Values in the Wild: Discovering and Analyzing Values in Real-World Language Model Interactions

TL;DR

The paper introduces a privacy-preserving, bottom-up framework to map AI values as expressed in real-world Claude interactions, identifying 3,307 AI values and 2,483 human values and organizing them into a five-domain taxonomy (Personal, Protective, Practical, Social, Epistemic). Using data from large-scale conversations, feature extraction prompts, and chi-square analyses, it demonstrates that AI values are highly task- and context-dependent while also revealing context-invariant values like helpfulness and transparency. Claude generally reinforces prosocial human values and adheres to high epistemic and ethical standards, with value mirroring common in supportive interactions and explicit value articulation appearing during resistance or reframing.

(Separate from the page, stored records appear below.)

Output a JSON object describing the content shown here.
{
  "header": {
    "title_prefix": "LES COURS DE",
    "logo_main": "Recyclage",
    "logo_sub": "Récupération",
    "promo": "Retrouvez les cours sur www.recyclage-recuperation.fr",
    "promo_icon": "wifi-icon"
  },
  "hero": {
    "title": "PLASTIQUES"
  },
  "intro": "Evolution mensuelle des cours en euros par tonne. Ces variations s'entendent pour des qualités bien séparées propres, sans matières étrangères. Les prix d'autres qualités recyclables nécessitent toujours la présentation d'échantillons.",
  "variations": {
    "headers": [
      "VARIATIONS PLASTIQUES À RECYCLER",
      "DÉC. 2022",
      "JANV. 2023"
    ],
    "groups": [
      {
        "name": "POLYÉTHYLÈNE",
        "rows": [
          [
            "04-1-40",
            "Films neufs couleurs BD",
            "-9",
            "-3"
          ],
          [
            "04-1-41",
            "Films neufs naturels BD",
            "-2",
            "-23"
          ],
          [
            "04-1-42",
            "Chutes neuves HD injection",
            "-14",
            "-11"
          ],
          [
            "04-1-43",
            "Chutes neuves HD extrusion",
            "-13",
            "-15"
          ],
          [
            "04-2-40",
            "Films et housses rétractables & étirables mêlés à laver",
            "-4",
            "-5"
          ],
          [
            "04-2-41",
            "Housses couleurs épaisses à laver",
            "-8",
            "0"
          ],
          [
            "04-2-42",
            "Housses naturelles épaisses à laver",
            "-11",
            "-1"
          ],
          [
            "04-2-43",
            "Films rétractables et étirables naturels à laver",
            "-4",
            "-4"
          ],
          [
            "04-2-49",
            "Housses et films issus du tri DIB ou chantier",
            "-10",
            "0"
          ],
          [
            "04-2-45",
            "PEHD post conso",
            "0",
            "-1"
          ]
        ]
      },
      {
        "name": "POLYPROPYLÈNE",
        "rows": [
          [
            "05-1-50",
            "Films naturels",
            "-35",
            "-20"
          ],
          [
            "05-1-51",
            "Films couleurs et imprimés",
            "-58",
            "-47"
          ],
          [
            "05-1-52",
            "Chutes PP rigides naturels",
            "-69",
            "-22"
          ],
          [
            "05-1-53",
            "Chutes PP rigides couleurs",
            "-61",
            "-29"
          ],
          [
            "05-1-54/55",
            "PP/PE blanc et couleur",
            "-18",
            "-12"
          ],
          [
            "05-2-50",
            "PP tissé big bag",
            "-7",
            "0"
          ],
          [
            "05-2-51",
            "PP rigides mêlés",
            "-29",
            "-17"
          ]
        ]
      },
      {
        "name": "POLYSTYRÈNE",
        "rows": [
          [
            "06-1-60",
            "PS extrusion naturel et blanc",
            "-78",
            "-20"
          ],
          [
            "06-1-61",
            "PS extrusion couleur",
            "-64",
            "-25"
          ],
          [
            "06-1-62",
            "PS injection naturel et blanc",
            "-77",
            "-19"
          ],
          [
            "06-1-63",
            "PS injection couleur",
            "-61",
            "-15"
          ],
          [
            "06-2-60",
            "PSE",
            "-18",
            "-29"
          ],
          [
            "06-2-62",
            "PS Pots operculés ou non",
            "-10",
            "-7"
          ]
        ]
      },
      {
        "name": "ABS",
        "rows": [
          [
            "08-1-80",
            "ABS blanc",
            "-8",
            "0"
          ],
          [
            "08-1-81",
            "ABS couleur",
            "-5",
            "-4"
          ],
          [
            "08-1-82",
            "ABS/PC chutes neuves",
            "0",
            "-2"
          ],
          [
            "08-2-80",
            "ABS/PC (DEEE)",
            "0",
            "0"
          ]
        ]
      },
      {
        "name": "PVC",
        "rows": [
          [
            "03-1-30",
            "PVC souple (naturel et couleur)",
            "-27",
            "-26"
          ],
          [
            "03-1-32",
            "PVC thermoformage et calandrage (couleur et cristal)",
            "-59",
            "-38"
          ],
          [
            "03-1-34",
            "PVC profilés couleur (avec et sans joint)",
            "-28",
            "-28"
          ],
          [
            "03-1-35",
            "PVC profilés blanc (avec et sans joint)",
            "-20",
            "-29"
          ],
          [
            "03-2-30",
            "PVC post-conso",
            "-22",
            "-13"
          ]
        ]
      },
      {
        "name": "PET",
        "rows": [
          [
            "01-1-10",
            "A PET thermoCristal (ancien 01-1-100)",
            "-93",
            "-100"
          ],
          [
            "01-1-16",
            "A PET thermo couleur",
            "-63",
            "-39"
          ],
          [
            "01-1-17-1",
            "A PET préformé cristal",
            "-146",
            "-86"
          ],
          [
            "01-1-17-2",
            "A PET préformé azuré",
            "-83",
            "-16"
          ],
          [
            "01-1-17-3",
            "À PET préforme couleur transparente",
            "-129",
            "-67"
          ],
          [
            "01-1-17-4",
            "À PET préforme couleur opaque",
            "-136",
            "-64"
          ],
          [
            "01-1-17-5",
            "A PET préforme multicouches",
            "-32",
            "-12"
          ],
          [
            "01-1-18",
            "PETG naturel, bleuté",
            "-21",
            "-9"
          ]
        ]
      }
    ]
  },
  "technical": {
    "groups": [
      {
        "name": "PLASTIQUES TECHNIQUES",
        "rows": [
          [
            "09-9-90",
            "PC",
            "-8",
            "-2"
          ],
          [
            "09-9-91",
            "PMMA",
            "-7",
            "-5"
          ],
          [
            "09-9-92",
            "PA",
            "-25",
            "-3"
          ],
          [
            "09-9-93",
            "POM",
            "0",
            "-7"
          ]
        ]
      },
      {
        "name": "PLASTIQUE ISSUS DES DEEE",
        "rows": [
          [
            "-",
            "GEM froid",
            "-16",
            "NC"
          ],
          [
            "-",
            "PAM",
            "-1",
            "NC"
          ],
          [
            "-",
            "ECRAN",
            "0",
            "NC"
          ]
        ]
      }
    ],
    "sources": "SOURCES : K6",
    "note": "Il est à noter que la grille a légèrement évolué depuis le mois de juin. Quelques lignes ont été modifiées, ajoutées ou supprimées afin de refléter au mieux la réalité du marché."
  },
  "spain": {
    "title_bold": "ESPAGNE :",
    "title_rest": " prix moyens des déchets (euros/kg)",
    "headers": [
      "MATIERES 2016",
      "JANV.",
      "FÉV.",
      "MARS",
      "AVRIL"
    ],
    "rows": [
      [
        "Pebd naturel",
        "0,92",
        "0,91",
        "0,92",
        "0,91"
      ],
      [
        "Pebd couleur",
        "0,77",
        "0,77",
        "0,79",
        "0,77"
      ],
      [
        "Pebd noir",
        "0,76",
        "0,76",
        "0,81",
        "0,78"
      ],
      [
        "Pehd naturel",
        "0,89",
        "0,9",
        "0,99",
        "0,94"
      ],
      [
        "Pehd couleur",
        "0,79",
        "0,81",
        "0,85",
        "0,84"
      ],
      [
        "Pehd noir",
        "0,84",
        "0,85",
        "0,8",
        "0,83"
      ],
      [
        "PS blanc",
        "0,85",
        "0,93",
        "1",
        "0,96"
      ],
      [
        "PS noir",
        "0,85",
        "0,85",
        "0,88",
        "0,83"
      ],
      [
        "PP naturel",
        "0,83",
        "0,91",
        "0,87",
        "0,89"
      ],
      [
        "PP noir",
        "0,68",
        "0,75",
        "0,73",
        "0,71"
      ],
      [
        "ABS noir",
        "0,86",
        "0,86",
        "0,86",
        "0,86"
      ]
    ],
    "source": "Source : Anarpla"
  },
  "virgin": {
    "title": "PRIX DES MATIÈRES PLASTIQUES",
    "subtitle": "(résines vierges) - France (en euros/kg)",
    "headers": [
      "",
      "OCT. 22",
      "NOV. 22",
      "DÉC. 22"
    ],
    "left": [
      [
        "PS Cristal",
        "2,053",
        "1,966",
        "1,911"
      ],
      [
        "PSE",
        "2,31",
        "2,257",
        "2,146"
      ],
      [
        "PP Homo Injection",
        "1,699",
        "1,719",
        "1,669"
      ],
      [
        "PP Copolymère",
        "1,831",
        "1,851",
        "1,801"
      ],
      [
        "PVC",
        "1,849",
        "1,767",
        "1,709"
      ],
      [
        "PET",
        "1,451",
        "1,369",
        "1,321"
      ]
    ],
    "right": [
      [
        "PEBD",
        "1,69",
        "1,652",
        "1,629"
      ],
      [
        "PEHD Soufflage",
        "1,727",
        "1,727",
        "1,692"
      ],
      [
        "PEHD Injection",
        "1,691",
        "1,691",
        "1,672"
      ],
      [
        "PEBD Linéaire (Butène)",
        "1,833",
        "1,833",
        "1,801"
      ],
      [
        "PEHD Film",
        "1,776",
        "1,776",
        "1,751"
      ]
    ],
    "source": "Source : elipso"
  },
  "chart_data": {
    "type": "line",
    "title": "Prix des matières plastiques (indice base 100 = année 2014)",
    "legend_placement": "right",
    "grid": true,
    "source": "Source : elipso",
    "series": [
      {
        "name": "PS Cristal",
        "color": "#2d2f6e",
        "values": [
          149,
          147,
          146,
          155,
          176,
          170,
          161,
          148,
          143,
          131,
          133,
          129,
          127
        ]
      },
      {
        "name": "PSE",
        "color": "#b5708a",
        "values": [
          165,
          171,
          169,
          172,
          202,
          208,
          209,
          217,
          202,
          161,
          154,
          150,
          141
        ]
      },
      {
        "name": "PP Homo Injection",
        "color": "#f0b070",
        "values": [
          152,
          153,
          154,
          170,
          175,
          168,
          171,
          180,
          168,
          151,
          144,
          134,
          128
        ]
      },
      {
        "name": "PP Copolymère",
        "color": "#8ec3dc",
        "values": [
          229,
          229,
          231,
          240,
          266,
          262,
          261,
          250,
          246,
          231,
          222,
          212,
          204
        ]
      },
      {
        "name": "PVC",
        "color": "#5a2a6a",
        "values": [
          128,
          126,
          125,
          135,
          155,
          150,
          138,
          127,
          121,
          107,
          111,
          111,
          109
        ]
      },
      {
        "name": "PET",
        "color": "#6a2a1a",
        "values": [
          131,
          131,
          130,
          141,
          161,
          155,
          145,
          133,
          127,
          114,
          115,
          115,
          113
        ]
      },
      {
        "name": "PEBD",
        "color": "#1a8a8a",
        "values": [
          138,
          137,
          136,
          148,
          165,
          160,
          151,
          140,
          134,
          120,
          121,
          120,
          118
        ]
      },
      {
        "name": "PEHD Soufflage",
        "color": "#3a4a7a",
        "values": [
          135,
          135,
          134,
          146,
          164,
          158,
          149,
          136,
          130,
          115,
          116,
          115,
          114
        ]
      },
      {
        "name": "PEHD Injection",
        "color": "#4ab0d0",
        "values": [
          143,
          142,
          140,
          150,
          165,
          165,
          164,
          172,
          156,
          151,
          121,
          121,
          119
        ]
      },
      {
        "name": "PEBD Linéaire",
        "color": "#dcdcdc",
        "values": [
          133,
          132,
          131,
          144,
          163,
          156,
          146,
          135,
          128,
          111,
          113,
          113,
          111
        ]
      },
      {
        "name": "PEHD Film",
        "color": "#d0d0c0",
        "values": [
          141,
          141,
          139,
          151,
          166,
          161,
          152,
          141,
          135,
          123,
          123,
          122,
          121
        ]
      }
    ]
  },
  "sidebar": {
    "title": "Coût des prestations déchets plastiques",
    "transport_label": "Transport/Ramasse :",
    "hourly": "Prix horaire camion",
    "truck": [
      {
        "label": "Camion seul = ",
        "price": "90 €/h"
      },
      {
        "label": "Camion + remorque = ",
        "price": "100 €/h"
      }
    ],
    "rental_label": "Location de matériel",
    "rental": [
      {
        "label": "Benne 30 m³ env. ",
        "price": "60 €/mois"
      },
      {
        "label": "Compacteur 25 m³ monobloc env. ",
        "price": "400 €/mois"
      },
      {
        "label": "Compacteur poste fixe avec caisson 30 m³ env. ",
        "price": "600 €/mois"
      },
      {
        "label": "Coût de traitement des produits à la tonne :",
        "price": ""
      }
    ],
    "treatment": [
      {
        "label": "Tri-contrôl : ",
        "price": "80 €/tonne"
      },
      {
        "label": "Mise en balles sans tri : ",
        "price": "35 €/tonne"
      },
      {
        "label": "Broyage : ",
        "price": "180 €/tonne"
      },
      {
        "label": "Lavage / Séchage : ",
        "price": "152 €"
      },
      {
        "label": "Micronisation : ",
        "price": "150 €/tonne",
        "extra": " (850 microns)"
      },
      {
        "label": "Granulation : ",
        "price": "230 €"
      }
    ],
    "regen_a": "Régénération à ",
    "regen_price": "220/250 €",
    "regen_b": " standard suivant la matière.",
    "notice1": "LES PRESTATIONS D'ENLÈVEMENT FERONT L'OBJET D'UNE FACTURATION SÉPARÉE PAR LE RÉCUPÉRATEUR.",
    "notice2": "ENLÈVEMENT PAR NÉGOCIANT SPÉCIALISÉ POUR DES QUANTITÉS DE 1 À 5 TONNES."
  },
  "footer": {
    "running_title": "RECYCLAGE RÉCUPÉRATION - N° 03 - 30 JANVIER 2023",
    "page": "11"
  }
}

The work provides a foundation for grounded evaluation and design of AI-aligned values in deployment, highlights context-driven variability, and points to avenues for developing AI-native value frameworks and more transparent governance.

Abstract

AI assistants can impart value judgments that shape people's decisions and worldviews, yet little is known empirically about what values these systems rely on in practice. To address this, we develop a bottom-up, privacy-preserving method to extract the values (normative considerations stated or demonstrated in model responses) that Claude 3 and 3.5 models exhibit in hundreds of thousands of real-world interactions. We empirically discover and taxonomize 3,307 AI values and study how they vary by context. We find that Claude expresses many practical and epistemic values, and typically supports prosocial human values while resisting values like "moral nihilism". While some values appear consistently across contexts (e.g. "transparency"), many are more specialized and context-dependent, reflecting the diversity of human interlocutors and their varied contexts. For example, "harm prevention" emerges when Claude resists users, "historical accuracy" when responding to queries about controversial events, "healthy boundaries" when asked for relationship advice, and "human agency" in technology ethics discussions. By providing the first large-scale empirical mapping of AI values in deployment, our work creates a foundation for more grounded evaluation and design of values in AI systems.

Paper Structure

This paper contains 46 sections, 13 figures, 11 tables.

Figures (13)

  • Figure 1: Our overall approach uses language models to extract AI values and other features from real-world conversations, taxonomizing and analyzing them to show how values manifest in different contexts.
  • Figure 2: Taxonomy of AI values. The top level shows all five high level value clusters with their relative frequencies. We show selected examples of values from lower levels, collapsing the third level due to space constraints. More subtrees are in Appendix \ref{['app:values_hierarchy_results']}.
  • Figure 3: AI values most associated with different tasks (a) and human-expressed values (b). Bars represent adjusted Pearson residuals (higher values indicate stronger association), and are greyed out if the residual value is not significant (i.e. below 4.33).
  • Figure 4: The human values, AI values and tasks most associated with three key response types---strong support, reframing, and strong resistance---as determined by adjusted Pearson residuals. Note that percentages shown don't sum to 100% as we present only three of the seven response types to highlight the most distinctive patterns.
  • Figure 5: Example subsection of the generated values hierarchy, focusing on the (dominant) practical and epistemic value categories.